One example involved boundary fences which could be two metres high without needing planning permission.
Mr Hodgetts said that if someone built a fence just over two metres high and it did not cause harm, such as overshadowing, the case would probably not be pursued.
He said that his team would be more likely to take action against a big company than a home owner who was badly advised by their builder.
Green councillor Leo Littman said: “Councillors are often contacted about breaches that have taken place but no action has been taken.
“It is frustrating for them when people who make a complaint are given this sort of feedback.”
People were given basic information about why breaches were not pursued.
Conservative councillor Joe Miller questioned the decisions made about whether it was worth following through on a breach.
He said: “I have had cases where residents feel structures have affected them.
“It makes people wonder what’s the point of the planning system. Where do we draw the line?”
Mr Hodgetts said that the key element was harm.
Labour councillor Daniel Yates asked about the number of unallocated cases – down from 400 to 200 – but which still needed to be addressed.
The Planning Committee was told that 38 formal enforcement notices were served in the past year.

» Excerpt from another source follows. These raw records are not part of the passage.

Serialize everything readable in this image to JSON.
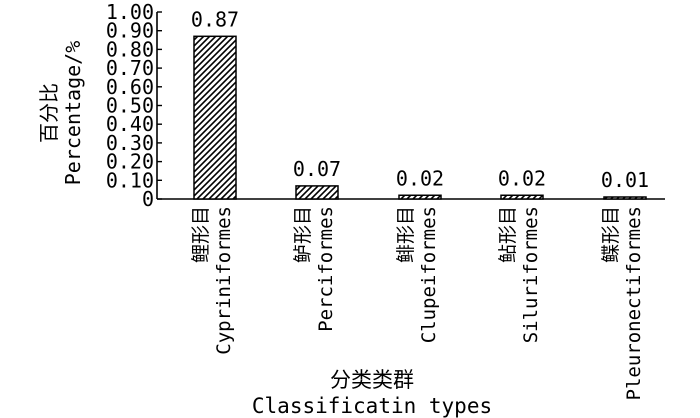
{
  "chart_data": {
    "type": "bar",
    "categories": [
      {
        "zh": "鲤形目",
        "en": "Cypriniformes"
      },
      {
        "zh": "鲈形目",
        "en": "Perciformes"
      },
      {
        "zh": "鲱形目",
        "en": "Clupeiformes"
      },
      {
        "zh": "鲇形目",
        "en": "Siluriformes"
      },
      {
        "zh": "鲽形目",
        "en": "Pleuronectiformes"
      }
    ],
    "values": [
      0.87,
      0.07,
      0.02,
      0.02,
      0.01
    ],
    "value_labels": [
      "0.87",
      "0.07",
      "0.02",
      "0.02",
      "0.01"
    ],
    "ylabel_zh": "百分比",
    "ylabel_en": "Percentage/%",
    "xlabel_zh": "分类类群",
    "xlabel_en": "Classificatin types",
    "ylim": [
      0,
      1.0
    ],
    "yticks": [
      "0",
      "0.10",
      "0.20",
      "0.30",
      "0.40",
      "0.50",
      "0.60",
      "0.70",
      "0.80",
      "0.90",
      "1.00"
    ],
    "bar_pattern": "diagonal-hatch",
    "grid": false,
    "legend": "none",
    "colors": {
      "bar_fill": "#ffffff",
      "hatch": "#000000",
      "axis": "#000000"
    }
  }
}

So far nine had been complied with. Five were the subject of an appeal and one had been withdrawn. The others are awaiting determination.
A total of 24 appeal decisions had been received during the year, with 10 dismissed, 10 were allowed and four where the decision was split.
Mr Hodgetts said that the Planning Department was reviewing why it had lost 10 appeals – a higher proportion than other councils.
Labour councillor Tracey Hill, who chairs the Planning Committee, said: “These statistics show how busy the service is and how it is helping to protect against unauthorised development, harmful alterations to historic buildings and neglect of properties and land.
“A high number of reports were shown not to have planning breaches and we will be carrying out further research with a view to reducing these so that our team can concentrate on cases where a breach has occurred.”